In the past week, this precious metal has been under significant pressure as the USD appreciated and concerns about inflation have weakened expectations that the US Federal Reserve (Fed) will soon cut interest rates. According to analysts, this trend may continue to dominate the gold market in the short term.
Analysts believe that gold prices are currently still fluctuating in the range of 5,000-5,200 USD/ounce and are likely to continue to fluctuate in this range as investors wait for more signals about interest rates and geopolitical situation.
Another important factor affecting gold is the diễn biến of oil prices. The conflict in the Middle East has caused oil prices to rise sharply, raising concerns about global inflation. When inflation is at risk of increasing, central banks, especially the Fed, are often more cautious in loosening monetary policy.

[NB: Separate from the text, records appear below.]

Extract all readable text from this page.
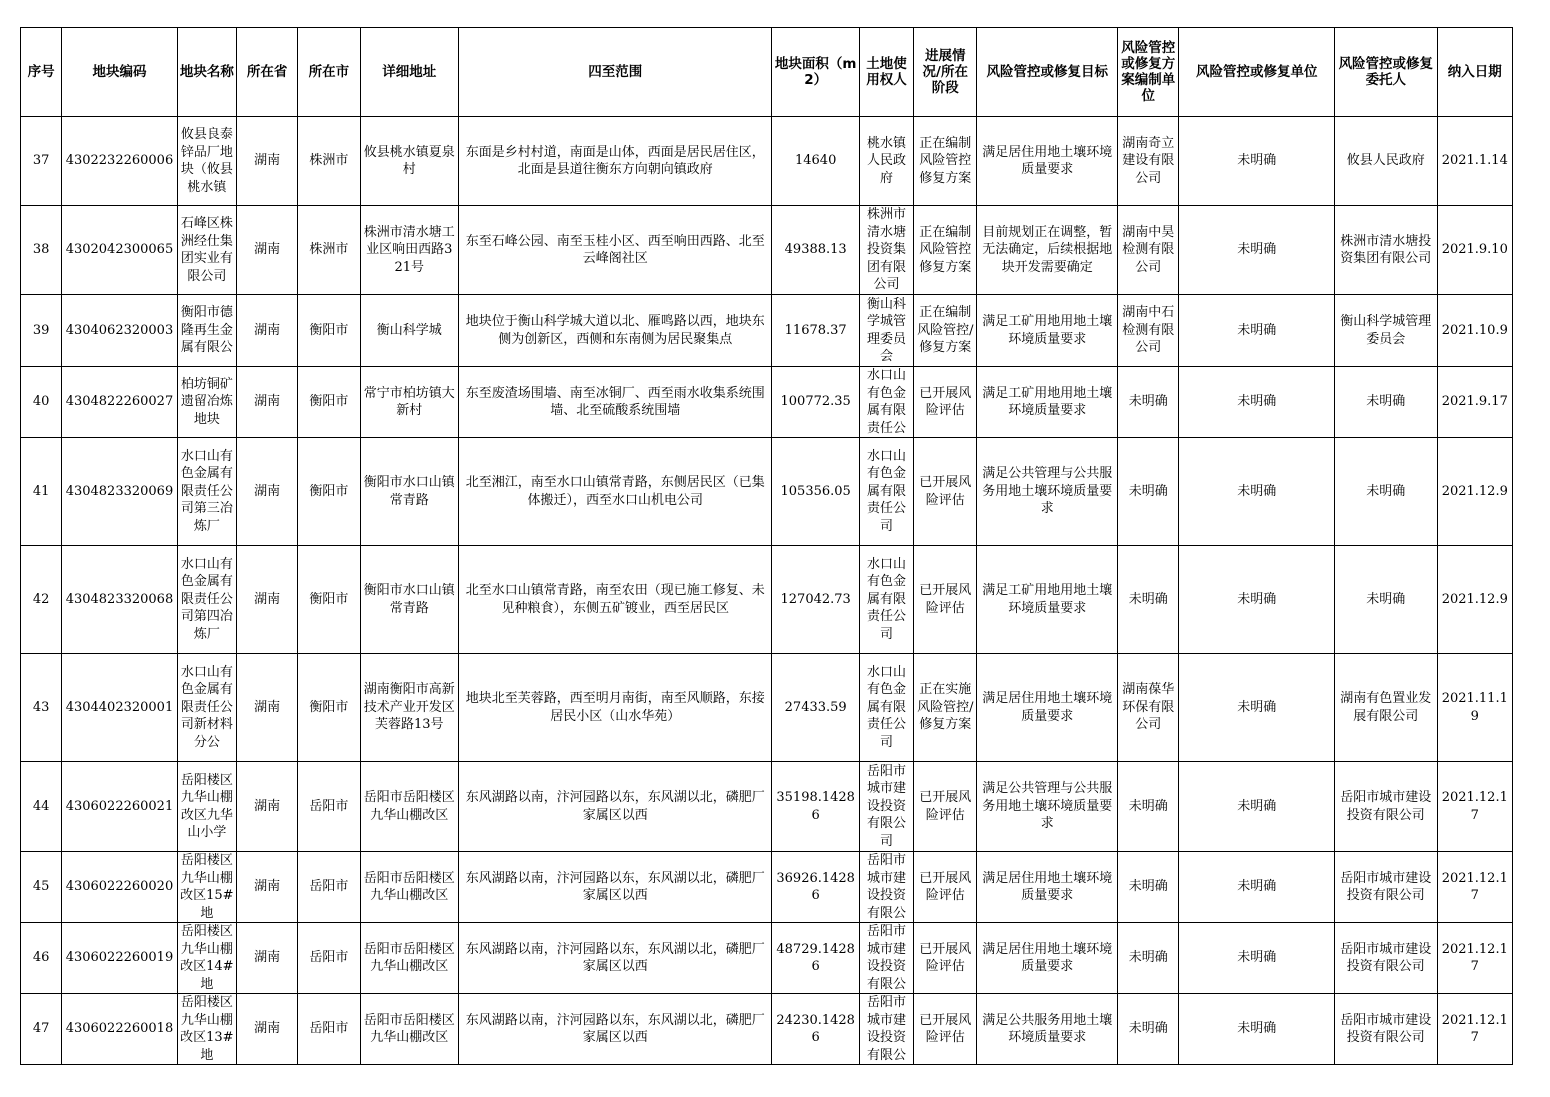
序号	地块编码	地块名称	所在省	所在市	详细地址	四至范围	地块面积（m2）	土地使用权人	进展情况/所在阶段	风险管控或修复目标	风险管控或修复方案编制单位	风险管控或修复单位	风险管控或修复委托人	纳入日期
37	4302232260006	攸县良泰锌品厂地块（攸县桃水镇	湖南	株洲市	攸县桃水镇夏泉村	东面是乡村村道，南面是山体，西面是居民居住区，北面是县道往衡东方向朝向镇政府	14640	桃水镇人民政府	正在编制风险管控修复方案	满足居住用地土壤环境质量要求	湖南奇立建设有限公司	未明确	攸县人民政府	2021.1.14
38	4302042300065	石峰区株洲经仕集团实业有限公司	湖南	株洲市	株洲市清水塘工业区响田西路321号	东至石峰公园、南至玉桂小区、西至响田西路、北至云峰阁社区	49388.13	株洲市清水塘投资集团有限公司	正在编制风险管控修复方案	目前规划正在调整，暂无法确定，后续根据地块开发需要确定	湖南中昊检测有限公司	未明确	株洲市清水塘投资集团有限公司	2021.9.10
39	4304062320003	衡阳市德隆再生金属有限公	湖南	衡阳市	衡山科学城	地块位于衡山科学城大道以北、雁鸣路以西，地块东侧为创新区，西侧和东南侧为居民聚集点	11678.37	衡山科学城管理委员会	正在编制风险管控/修复方案	满足工矿用地用地土壤环境质量要求	湖南中石检测有限公司	未明确	衡山科学城管理委员会	2021.10.9
40	4304822260027	柏坊铜矿遗留冶炼地块	湖南	衡阳市	常宁市柏坊镇大新村	东至废渣场围墙、南至冰铜厂、西至雨水收集系统围墙、北至硫酸系统围墙	100772.35	水口山有色金属有限责任公	已开展风险评估	满足工矿用地用地土壤环境质量要求	未明确	未明确	未明确	2021.9.17
41	4304823320069	水口山有色金属有限责任公司第三冶炼厂	湖南	衡阳市	衡阳市水口山镇常青路	北至湘江，南至水口山镇常青路，东侧居民区（已集体搬迁），西至水口山机电公司	105356.05	水口山有色金属有限责任公司	已开展风险评估	满足公共管理与公共服务用地土壤环境质量要求	未明确	未明确	未明确	2021.12.9
42	4304823320068	水口山有色金属有限责任公司第四冶炼厂	湖南	衡阳市	衡阳市水口山镇常青路	北至水口山镇常青路，南至农田（现已施工修复、未见种粮食），东侧五矿镀业，西至居民区	127042.73	水口山有色金属有限责任公司	已开展风险评估	满足工矿用地用地土壤环境质量要求	未明确	未明确	未明确	2021.12.9
43	4304402320001	水口山有色金属有限责任公司新材料分公	湖南	衡阳市	湖南衡阳市高新技术产业开发区芙蓉路13号	地块北至芙蓉路，西至明月南街，南至风顺路，东接居民小区（山水华苑）	27433.59	水口山有色金属有限责任公司	正在实施风险管控/修复方案	满足居住用地土壤环境质量要求	湖南葆华环保有限公司	未明确	湖南有色置业发展有限公司	2021.11.19
44	4306022260021	岳阳楼区九华山棚改区九华山小学	湖南	岳阳市	岳阳市岳阳楼区九华山棚改区	东风湖路以南，汴河园路以东，东风湖以北，磷肥厂家属区以西	35198.14286	岳阳市城市建设投资有限公司	已开展风险评估	满足公共管理与公共服务用地土壤环境质量要求	未明确	未明确	岳阳市城市建设投资有限公司	2021.12.17
45	4306022260020	岳阳楼区九华山棚改区15#地	湖南	岳阳市	岳阳市岳阳楼区九华山棚改区	东风湖路以南，汴河园路以东，东风湖以北，磷肥厂家属区以西	36926.14286	岳阳市城市建设投资有限公	已开展风险评估	满足居住用地土壤环境质量要求	未明确	未明确	岳阳市城市建设投资有限公司	2021.12.17
46	4306022260019	岳阳楼区九华山棚改区14#地	湖南	岳阳市	岳阳市岳阳楼区九华山棚改区	东风湖路以南，汴河园路以东，东风湖以北，磷肥厂家属区以西	48729.14286	岳阳市城市建设投资有限公	已开展风险评估	满足居住用地土壤环境质量要求	未明确	未明确	岳阳市城市建设投资有限公司	2021.12.17
47	4306022260018	岳阳楼区九华山棚改区13#地	湖南	岳阳市	岳阳市岳阳楼区九华山棚改区	东风湖路以南，汴河园路以东，东风湖以北，磷肥厂家属区以西	24230.14286	岳阳市城市建设投资有限公	已开展风险评估	满足公共服务用地土壤环境质量要求	未明确	未明确	岳阳市城市建设投资有限公司	2021.12.17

This causes borrowing costs to remain high, thereby reducing the attractiveness of gold - an asset that does not yield yields.
Economists also noted that rising energy prices could cause US inflation to rise again this year, thereby limiting the Fed's ability to cut interest rates in the short term.
In addition, a strong USD is also putting pressure on the gold market. As the greenback appreciates, gold valued in USD becomes more expensive for investors using other currencies, thereby weakening demand for precious metals.
However, gold is still supported by safe-haven demand in the context of increasing geopolitical instability. The war in the Middle East and the risk of global energy supply disruptions are causing investors to maintain interest in risk-resistant assets such as gold.
Some experts believe that if geopolitical tensions continue to escalate or the global financial market experiences strong fluctuations, gold may soon regain its upward momentum. Conversely, if the USD continues to rise and US bond yields remain at a high level, gold prices may face further adjustment pressure in the short term.
In that context, investors next week will pay special attention to important US economic data, including inflation indicators and new signals from the Fed. This information will play a key role in orienting interest rate expectations and the trend of the gold market.
In general, although the short-term upward momentum is slowing down, many analysts still assess the long-term outlook for gold as relatively positive thanks to safe-haven demand and geopolitical instability showing no signs of cooling down.